Júlio pergunta pelas chaves. Eu digo que não. Joana, me dá isso aqui. Não dou. Quero ovos poché, torradas integrais  e suco de melancia para o café da manhã. Júlio se nega a me atender, diz estar cheio de minhas exigências alimentares. E afetivas. Para mim ele nunca  fora o suficiente. Talvez nem a metade do suficiente. Coloco a roupa na máquina e dou a partida naquele objeto branco que treme sem parar. Máquinas de lavar não deveriam se sacudir tanto, parecem querer expelir alguma coisa incômoda.

Também tenho muita coisa para expulsar daqui de dentro.
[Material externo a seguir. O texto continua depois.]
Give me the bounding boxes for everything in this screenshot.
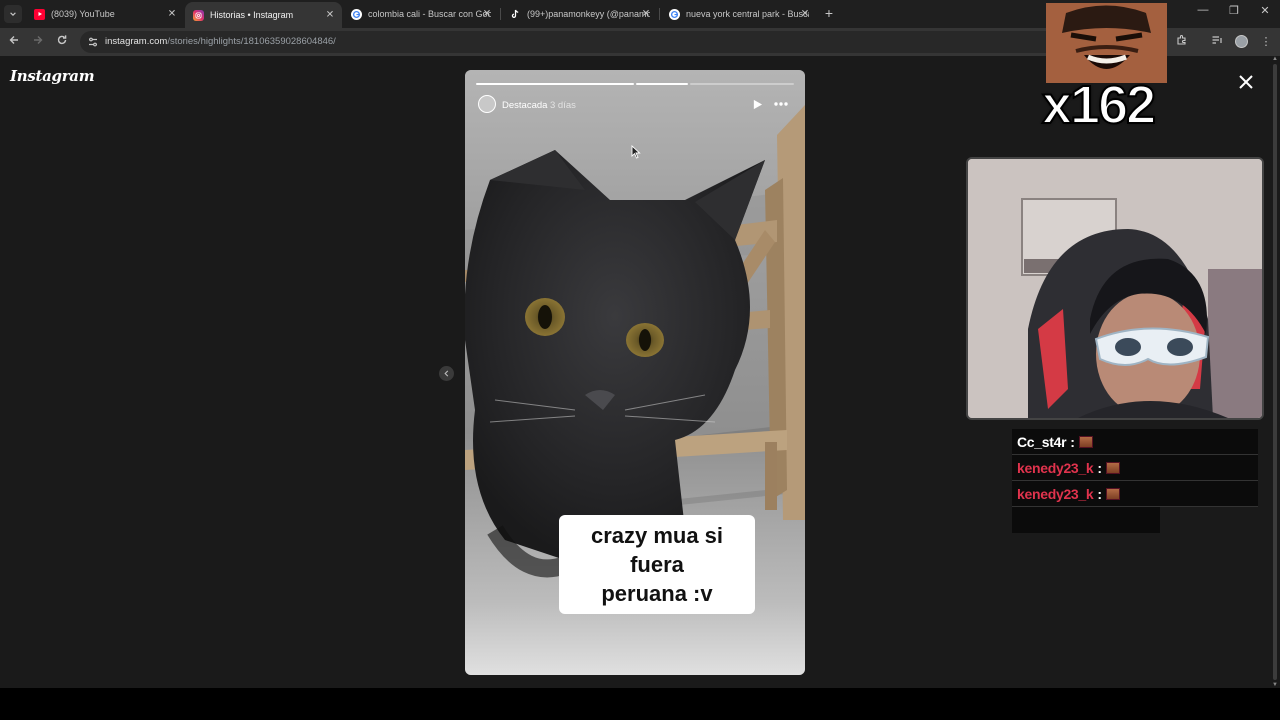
tiktok-icon — [510, 9, 521, 20]
scroll-up-icon[interactable]: ▲ — [1272, 56, 1278, 62]
webcam-feed — [968, 159, 1262, 418]
window-close-icon[interactable]: ✕ — [1257, 4, 1273, 17]
story-username[interactable]: Destacada — [502, 100, 547, 111]
caption-line: crazy mua si fuera — [590, 523, 724, 577]
emote-image — [1046, 3, 1167, 83]
media-controls-icon[interactable] — [1209, 34, 1225, 50]
google-icon — [351, 8, 362, 20]
chevron-down-icon — [10, 12, 16, 16]
tab-search-button[interactable] — [4, 5, 22, 23]
restore-icon[interactable]: ❐ — [1226, 4, 1242, 17]
chat-message: kenedy23_k : — [1012, 481, 1258, 507]
url-text: instagram.com/stories/highlights/1810635… — [105, 36, 336, 47]
new-tab-button[interactable]: + — [822, 5, 836, 21]
google-icon — [669, 8, 680, 20]
story-card[interactable]: Destacada 3 días crazy mua si fuera peru… — [465, 70, 805, 675]
chat-colon: : — [1097, 485, 1103, 502]
chat-emote-icon — [1106, 461, 1121, 474]
instagram-logo[interactable]: Instagram — [10, 67, 95, 85]
tab-tiktok[interactable]: (99+)panamonkeyy (@panamo ✕ — [502, 3, 658, 25]
reload-icon — [57, 35, 67, 45]
close-tab-icon[interactable]: ✕ — [799, 9, 811, 20]
story-time: 3 días — [550, 100, 576, 111]
close-tab-icon[interactable]: ✕ — [640, 9, 652, 20]
tab-google-colombia[interactable]: colombia cali - Buscar con Goo ✕ — [343, 3, 499, 25]
chat-message: Cc_st4r : — [1012, 429, 1258, 455]
story-caption: crazy mua si fuera peruana :v — [559, 515, 755, 614]
url-path: /stories/highlights/18106359028604846/ — [167, 36, 336, 47]
chat-username: kenedy23_k — [1017, 459, 1094, 476]
more-options-icon[interactable] — [773, 99, 789, 110]
story-avatar[interactable] — [478, 95, 496, 113]
streamer-webcam — [966, 157, 1264, 420]
story-progress-remaining — [690, 83, 794, 85]
profile-avatar[interactable] — [1235, 35, 1248, 48]
arrow-right-icon — [34, 36, 43, 44]
chat-emote-icon — [1106, 487, 1121, 500]
tab-google-nueva-york[interactable]: nueva york central park - Busca ✕ — [661, 3, 817, 25]
chat-username: Cc_st4r — [1017, 433, 1067, 450]
emote-counter: x162 — [1041, 74, 1157, 136]
mouse-cursor-icon — [631, 145, 641, 159]
reload-button[interactable] — [54, 34, 70, 50]
caption-line: peruana :v — [601, 581, 713, 606]
close-tab-icon[interactable]: ✕ — [166, 9, 178, 20]
scroll-thumb[interactable] — [1273, 64, 1277, 680]
tab-youtube[interactable]: (8039) YouTube ✕ — [26, 3, 184, 25]
address-bar[interactable]: instagram.com/stories/highlights/1810635… — [80, 31, 1164, 53]
tab-separator — [500, 8, 501, 20]
chat-input-area — [1012, 507, 1160, 533]
close-tab-icon[interactable]: ✕ — [324, 10, 336, 21]
play-icon[interactable] — [752, 99, 763, 110]
extensions-icon[interactable] — [1174, 34, 1190, 50]
minimize-icon[interactable]: — — [1195, 4, 1211, 16]
close-tab-icon[interactable]: ✕ — [481, 9, 493, 20]
tab-instagram[interactable]: Historias • Instagram ✕ — [185, 2, 342, 28]
chat-username: kenedy23_k — [1017, 485, 1094, 502]
tab-label: (8039) YouTube — [51, 9, 115, 19]
youtube-icon — [34, 8, 45, 20]
forward-button[interactable] — [30, 34, 46, 50]
arrow-left-icon — [9, 36, 18, 44]
chat-emote-icon — [1078, 435, 1093, 448]
back-button[interactable] — [6, 34, 22, 50]
chat-colon: : — [1070, 433, 1075, 450]
story-progress-complete — [476, 83, 634, 85]
previous-story-button[interactable] — [439, 366, 454, 381]
chevron-left-icon — [444, 370, 449, 377]
tab-label: nueva york central park - Busca — [686, 9, 809, 19]
tab-separator — [659, 8, 660, 20]
chat-colon: : — [1097, 459, 1103, 476]
stream-chat: Cc_st4r : kenedy23_k : kenedy23_k : — [1012, 429, 1258, 533]
story-progress-current — [636, 83, 688, 85]
page-scrollbar[interactable]: ▲ ▼ — [1270, 56, 1280, 688]
browser-menu-icon[interactable]: ⋮ — [1258, 34, 1274, 50]
tab-label: (99+)panamonkeyy (@panamo — [527, 9, 650, 19]
bottom-letterbox — [0, 688, 1280, 720]
instagram-icon — [193, 9, 204, 21]
close-story-icon[interactable] — [1236, 72, 1256, 92]
chat-message: kenedy23_k : — [1012, 455, 1258, 481]
tab-label: Historias • Instagram — [210, 10, 294, 20]
url-host: instagram.com — [105, 36, 168, 47]
tab-label: colombia cali - Buscar con Goo — [368, 9, 491, 19]
laughing-face-emote — [1046, 3, 1167, 83]
site-settings-icon[interactable] — [87, 36, 99, 48]
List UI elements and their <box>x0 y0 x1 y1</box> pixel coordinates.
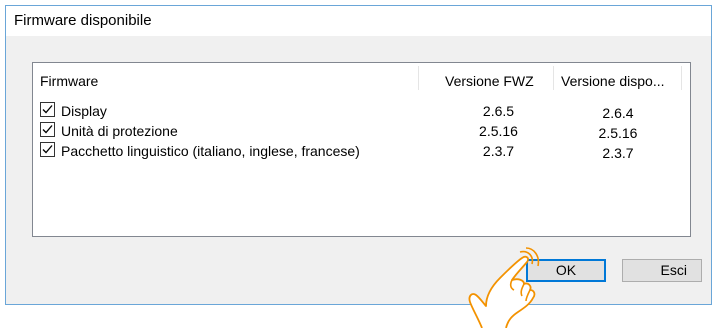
row-versione-dispositivo: 2.5.16 <box>598 125 638 141</box>
esci-button[interactable]: Esci <box>622 259 702 282</box>
column-separator[interactable] <box>418 66 419 90</box>
column-header-versione-dispositivo[interactable]: Versione dispo... <box>561 73 665 89</box>
table-row[interactable]: Pacchetto linguistico (italiano, inglese… <box>33 141 690 161</box>
row-firmware-name: Pacchetto linguistico (italiano, inglese… <box>61 143 360 159</box>
checkmark-icon <box>42 145 53 154</box>
firmware-list[interactable]: Firmware Versione FWZ Versione dispo... … <box>32 62 691 237</box>
row-firmware-name: Unità di protezione <box>61 123 178 139</box>
firmware-dialog: Firmware disponibile Firmware Versione F… <box>5 5 712 305</box>
column-header-firmware[interactable]: Firmware <box>40 73 98 89</box>
row-checkbox[interactable] <box>40 142 55 157</box>
column-separator[interactable] <box>553 66 554 90</box>
row-checkbox[interactable] <box>40 102 55 117</box>
row-versione-fwz: 2.3.7 <box>482 143 515 159</box>
table-row[interactable]: Unità di protezione 2.5.16 2.5.16 <box>33 121 690 141</box>
row-versione-dispositivo: 2.6.4 <box>602 105 634 121</box>
checkmark-icon <box>42 105 53 114</box>
hand-pointer-icon <box>468 247 540 328</box>
table-row[interactable]: Display 2.6.5 2.6.4 <box>33 101 690 121</box>
checkmark-icon <box>42 125 53 134</box>
list-header: Firmware Versione FWZ Versione dispo... <box>33 63 690 92</box>
row-firmware-name: Display <box>61 103 107 119</box>
window-title: Firmware disponibile <box>14 12 152 29</box>
column-separator[interactable] <box>681 66 682 90</box>
row-versione-fwz: 2.5.16 <box>479 123 518 139</box>
row-versione-dispositivo: 2.3.7 <box>602 145 634 161</box>
column-header-versione-fwz[interactable]: Versione FWZ <box>445 73 534 89</box>
row-versione-fwz: 2.6.5 <box>482 103 515 119</box>
row-checkbox[interactable] <box>40 122 55 137</box>
title-bar: Firmware disponibile <box>6 6 711 36</box>
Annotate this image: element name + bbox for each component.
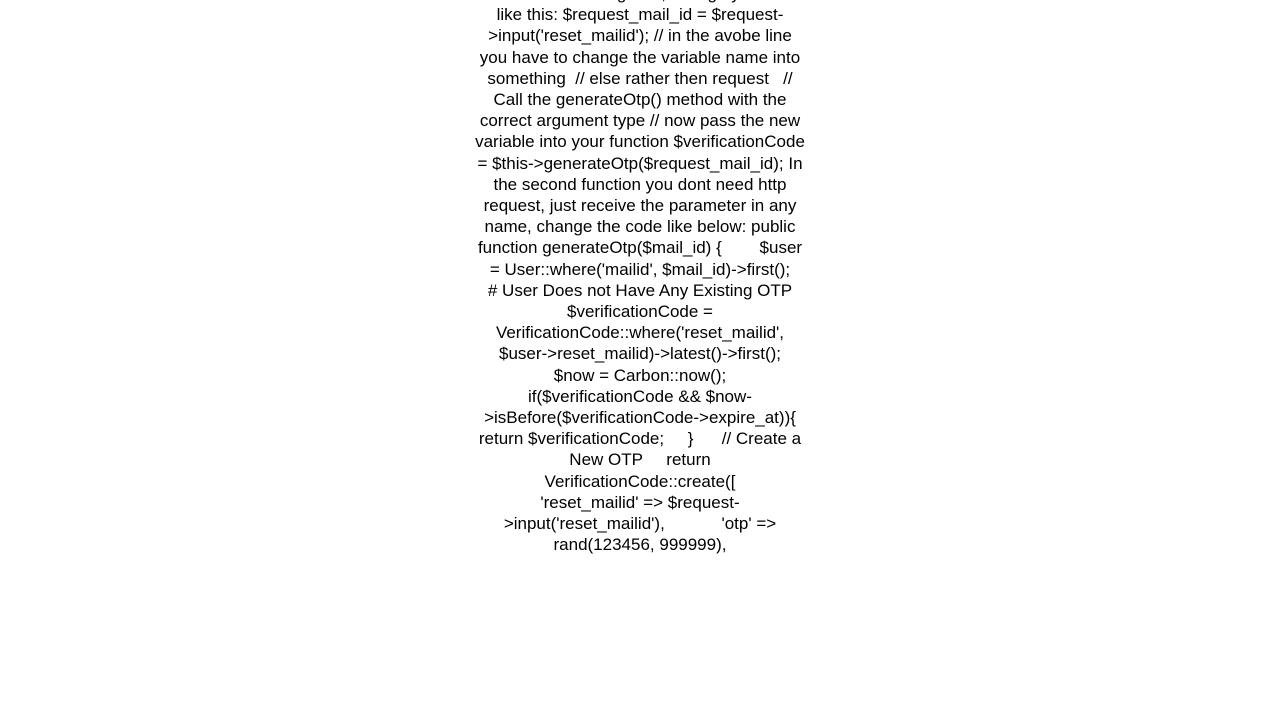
answer-body-text: variable has a string now, change your c… <box>474 0 806 555</box>
page-root: variable has a string now, change your c… <box>0 0 1280 720</box>
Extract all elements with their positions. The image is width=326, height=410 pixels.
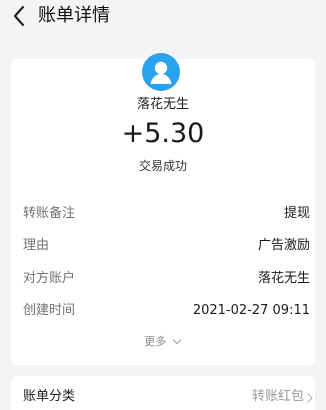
more-toggle[interactable]: 更多	[0, 334, 326, 350]
transaction-amount: +5.30	[121, 118, 205, 149]
avatar-silhouette-icon	[150, 61, 172, 84]
created-time-value: 2021-02-27 09:11	[192, 303, 310, 318]
chevron-left-icon[interactable]	[8, 3, 30, 29]
remark-label: 转账备注	[23, 206, 76, 221]
counterparty-label: 对方账户	[23, 271, 76, 286]
transaction-status: 交易成功	[138, 159, 187, 173]
chevron-down-icon	[172, 339, 181, 345]
reason-value: 广告激励	[257, 238, 310, 253]
created-time-label: 创建时间	[23, 303, 76, 318]
chevron-right-icon	[307, 393, 313, 403]
app-header: 账单详情	[0, 0, 326, 34]
counterparty-value: 落花无生	[257, 271, 310, 286]
reason-label: 理由	[23, 238, 50, 253]
user-avatar-icon	[142, 53, 180, 91]
bill-category-value: 转账红包	[251, 389, 304, 404]
bill-category-label: 账单分类	[23, 389, 76, 404]
remark-value: 提现	[283, 206, 310, 221]
page-title: 账单详情	[38, 5, 110, 26]
payer-name: 落花无生	[136, 97, 189, 112]
more-label: 更多	[144, 335, 167, 348]
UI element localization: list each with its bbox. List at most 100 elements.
E pesa muito mais do que 5kg de roupa suja. Júlio volta da cozinha com o meu café pronto. Me olha de soslaio, pede desculpas e me dá um beijo insosso. Assim como a minha vontade em continuar dividindo o meu mundo com ele. Pergunta pelas chaves. De novo. Finjo não ouvir, termino o café rapidamente e logo visto calça - jeans, blusa preta e sapatilhas. Prendo os cabelos em um coque - uma caneta segura o emaranhado de fios castanhos - porque nunca sei onde deixei as presilhas - e sigo para o ateliê. Enfim, começo a trabalhar na escultura inacabada do dia anterior. Argila amorfa entre as mãos. Vida amorfa entre as mãos. Já não sei o que estou fazendo ali. 

Pneus cantando na avenida. Júlio que achou as chaves. Vai escapar  para algum lugar com toda sua culpa. Eu sei que vai.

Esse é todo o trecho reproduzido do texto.